We next went roughly 50 yards up the hill to a thatched cottage abandoned by a family named Kavanaugh 150 years ago, during the famine.  I was initially dubious, but after exploring the complex and the surprisingly informative exhibit that explained the potato famine, I think this sight is underrated.  It's very interesting, although it could probably do without the freaky mannequins.

We continued up the road to a group of beehive huts, or clochans, while stopping at several viewing points for pictures--amazingly beautiful views despite the rain.  The huts themselves are worth viewing, and in amazingly good shape.

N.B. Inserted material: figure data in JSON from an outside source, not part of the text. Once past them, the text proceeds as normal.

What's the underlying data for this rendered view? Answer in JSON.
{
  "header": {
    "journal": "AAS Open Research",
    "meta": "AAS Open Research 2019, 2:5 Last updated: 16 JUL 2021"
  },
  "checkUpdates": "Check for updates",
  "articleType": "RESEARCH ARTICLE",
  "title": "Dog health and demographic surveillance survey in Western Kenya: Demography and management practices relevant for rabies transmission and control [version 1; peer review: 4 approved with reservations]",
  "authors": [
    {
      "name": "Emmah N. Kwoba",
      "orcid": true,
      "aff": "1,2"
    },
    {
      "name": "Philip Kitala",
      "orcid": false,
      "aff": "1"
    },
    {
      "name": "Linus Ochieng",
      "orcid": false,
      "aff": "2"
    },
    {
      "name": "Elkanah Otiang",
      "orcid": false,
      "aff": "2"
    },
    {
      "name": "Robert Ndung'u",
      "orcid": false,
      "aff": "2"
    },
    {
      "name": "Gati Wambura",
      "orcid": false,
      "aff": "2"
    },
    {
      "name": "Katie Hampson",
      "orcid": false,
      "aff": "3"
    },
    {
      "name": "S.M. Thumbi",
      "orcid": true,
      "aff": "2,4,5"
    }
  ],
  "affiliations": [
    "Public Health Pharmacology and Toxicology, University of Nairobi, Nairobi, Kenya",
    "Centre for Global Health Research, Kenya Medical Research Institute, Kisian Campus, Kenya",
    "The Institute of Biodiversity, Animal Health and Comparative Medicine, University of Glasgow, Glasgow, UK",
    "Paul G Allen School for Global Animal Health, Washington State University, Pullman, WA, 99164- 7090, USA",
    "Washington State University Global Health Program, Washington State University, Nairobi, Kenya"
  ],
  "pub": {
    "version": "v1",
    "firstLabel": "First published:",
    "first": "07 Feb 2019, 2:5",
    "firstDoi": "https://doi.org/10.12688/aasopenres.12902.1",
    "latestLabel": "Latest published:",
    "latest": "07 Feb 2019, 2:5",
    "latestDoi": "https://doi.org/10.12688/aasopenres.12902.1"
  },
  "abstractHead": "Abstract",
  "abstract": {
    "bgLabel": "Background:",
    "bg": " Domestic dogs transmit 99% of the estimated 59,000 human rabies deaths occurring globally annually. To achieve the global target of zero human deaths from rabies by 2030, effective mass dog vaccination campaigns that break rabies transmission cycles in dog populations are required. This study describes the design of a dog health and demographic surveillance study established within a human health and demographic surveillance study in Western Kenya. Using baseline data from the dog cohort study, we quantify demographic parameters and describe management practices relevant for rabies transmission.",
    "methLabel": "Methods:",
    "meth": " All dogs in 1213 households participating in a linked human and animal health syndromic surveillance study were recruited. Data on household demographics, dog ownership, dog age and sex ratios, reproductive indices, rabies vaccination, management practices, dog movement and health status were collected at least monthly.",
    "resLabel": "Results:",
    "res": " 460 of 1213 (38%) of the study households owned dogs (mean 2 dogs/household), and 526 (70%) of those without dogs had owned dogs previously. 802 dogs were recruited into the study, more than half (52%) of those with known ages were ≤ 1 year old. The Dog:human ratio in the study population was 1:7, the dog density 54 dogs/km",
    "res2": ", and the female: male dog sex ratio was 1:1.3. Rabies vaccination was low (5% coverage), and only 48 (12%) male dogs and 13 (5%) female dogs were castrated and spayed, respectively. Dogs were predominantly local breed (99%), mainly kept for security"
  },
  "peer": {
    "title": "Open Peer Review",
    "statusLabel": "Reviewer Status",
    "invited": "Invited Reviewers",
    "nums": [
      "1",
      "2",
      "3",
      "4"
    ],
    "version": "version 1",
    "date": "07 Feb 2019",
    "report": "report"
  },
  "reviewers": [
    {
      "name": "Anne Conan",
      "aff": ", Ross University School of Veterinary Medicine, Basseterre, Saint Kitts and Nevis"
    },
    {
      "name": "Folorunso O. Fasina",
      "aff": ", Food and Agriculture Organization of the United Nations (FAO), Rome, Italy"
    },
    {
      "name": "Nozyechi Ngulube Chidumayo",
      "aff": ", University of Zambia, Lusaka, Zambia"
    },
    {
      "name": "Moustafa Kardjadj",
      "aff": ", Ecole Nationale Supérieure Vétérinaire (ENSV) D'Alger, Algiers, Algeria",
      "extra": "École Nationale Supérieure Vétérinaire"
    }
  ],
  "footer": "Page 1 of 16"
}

Speaking of that, I wonder a bit about the appearance of several of these "ancient" ruins.  While viewing the clochans, we saw two workers from an "Archeology crew" (according to the sign) disassembling other pieces of the fort (using pickaxes!) to rebuild a building within the walls.  That's archeology?  Really?  Hmm.

Thanks to the rain, we continued through several pull off views (which now had very little visibility) until we reached Ionad An Blascaod Mór (Great Blasket Centre).

Here, we stopped.  Until now, I had no idea about the Blasket islands or their role in the rediscovery of Irish culture.  The islands (the westernmost point of Europe) were left behind by progress as the residents there spoke/wrote Gaelic daily as they struggled against the elements to survive.  Greater Bhasket island was only abandoned in 1950 as the population declined.  The islands are a ruin today, but their role in the documentation and rediscovery of Irish culture was absolutely vital.  The center was absolutely worth the stop--we learned quite a bit about these amazing people.

The Gallarus Oratory
From there we continued on through the rain to the Gallarus Oratory.  This is essentially a funky-looking church built out of stacked rocks.  Technically, the construction is supposed to be drystone--but if you look closely at the interior, there is definitely mortar or caulk crammed in the seams.  A later edition?  Preservation work?  Who knows.

We continued on with the intent to stop at Kilmalkedar (Cill Mhaoil-cheadair), but the tour buses were so dense by this time that combined with the rain we just viewed it from the roadside, and continued back into Dingle.

For dinner, we hit the Murphy House pub with Allie and Paul, two of Mary's good friends who also happened to be in Dingle on their honeymoon.  Really nice folks--we had a great time over dinner, drinks, and of course, Irish music!

The music at Murphy House was more lively, but technically less adept than the previous night's music at  John Benny Morrisey's.  This time, it included singing.  The highlight of the evening was the performers singing an involved song about Ally cheating on Paul with me while the crowd giggled.  Awk-ward...

Stuffed and drunk, we reluctantly ended the night and crashed.